Jeff Nice. I very much appreciated the primer on "hardboiled" detectives. Now I'm going to have to figure out which Connelly novels I've read (and which books I have not) and get out there and get all up in some Mickey Haller (short the hardboiled sociopath, there are elements of the man as you describe him to which I can relate).

message 2: by jo (new) - rated it 5 stars

jo me too. most of all, i think, the sense of having already lost a million times but the enthusiasm i feel before each fight (which i know i'll lose, not because i'm bad, but because it's me). he's a cheerfully sad sonofabitch, just like me. and a loner, just like me. i only wish i were up to drinking as much guiness as he drinks. once i totally was.

here , it's a short list, unfortunately.

Jason Great review!

message 4: by Lee (new) - rated it 3 stars

Lee Not sure what you mean "ethical to a fault"? What about his Christmas list, his arrangement with Sticks, and his accepting money from the bikers despite thinking about how many hundreds of hours girls danced for it?

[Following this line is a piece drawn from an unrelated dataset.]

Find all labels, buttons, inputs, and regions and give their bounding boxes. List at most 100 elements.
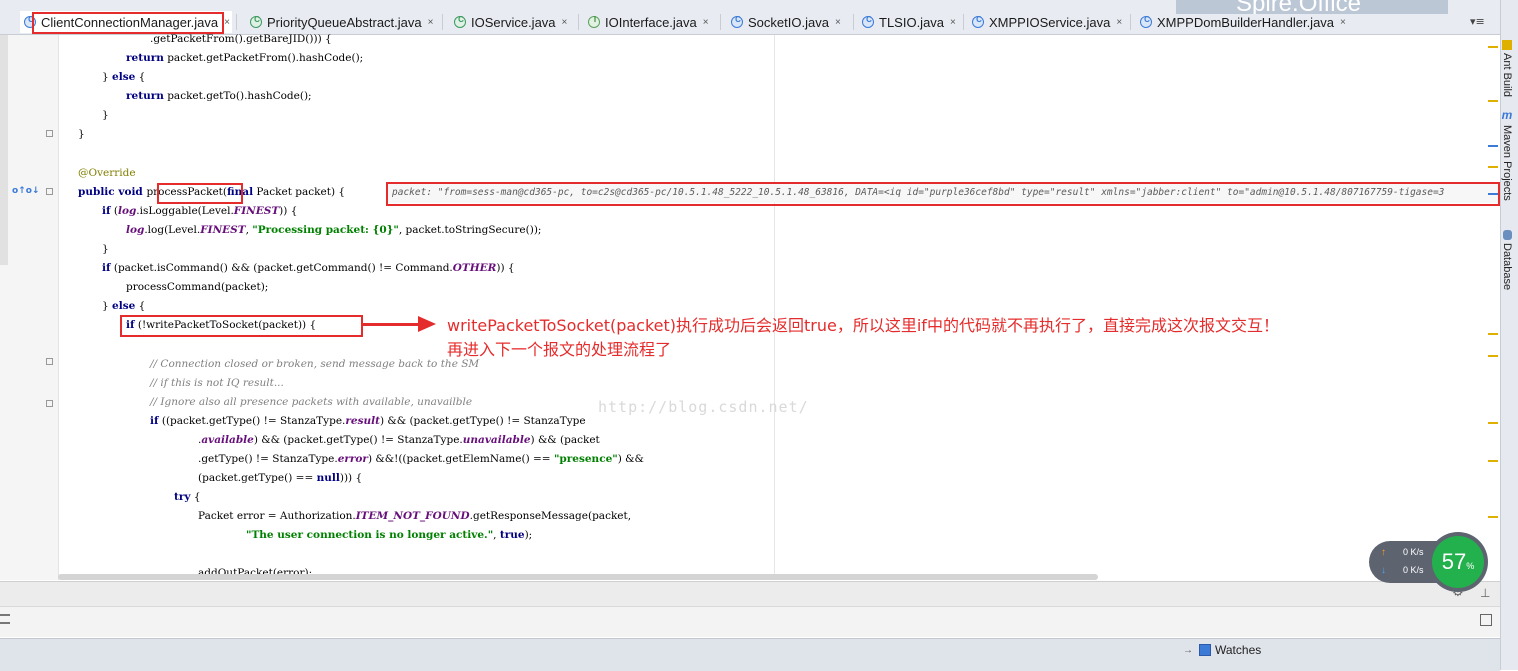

Of course, he is more ethical than the antagonist or even Minton.

message 5: by jo (new) - rated it 5 stars

jo Lee, I wish i remembered. I don't remember a thing. Sorry.

Rasik Tirodkar Can Connelly be added alongside the names of Chandler, Hammett and other hard boiled masters? This was my first Connelly and i was mighty impressed! The Chandler influence was quite evident.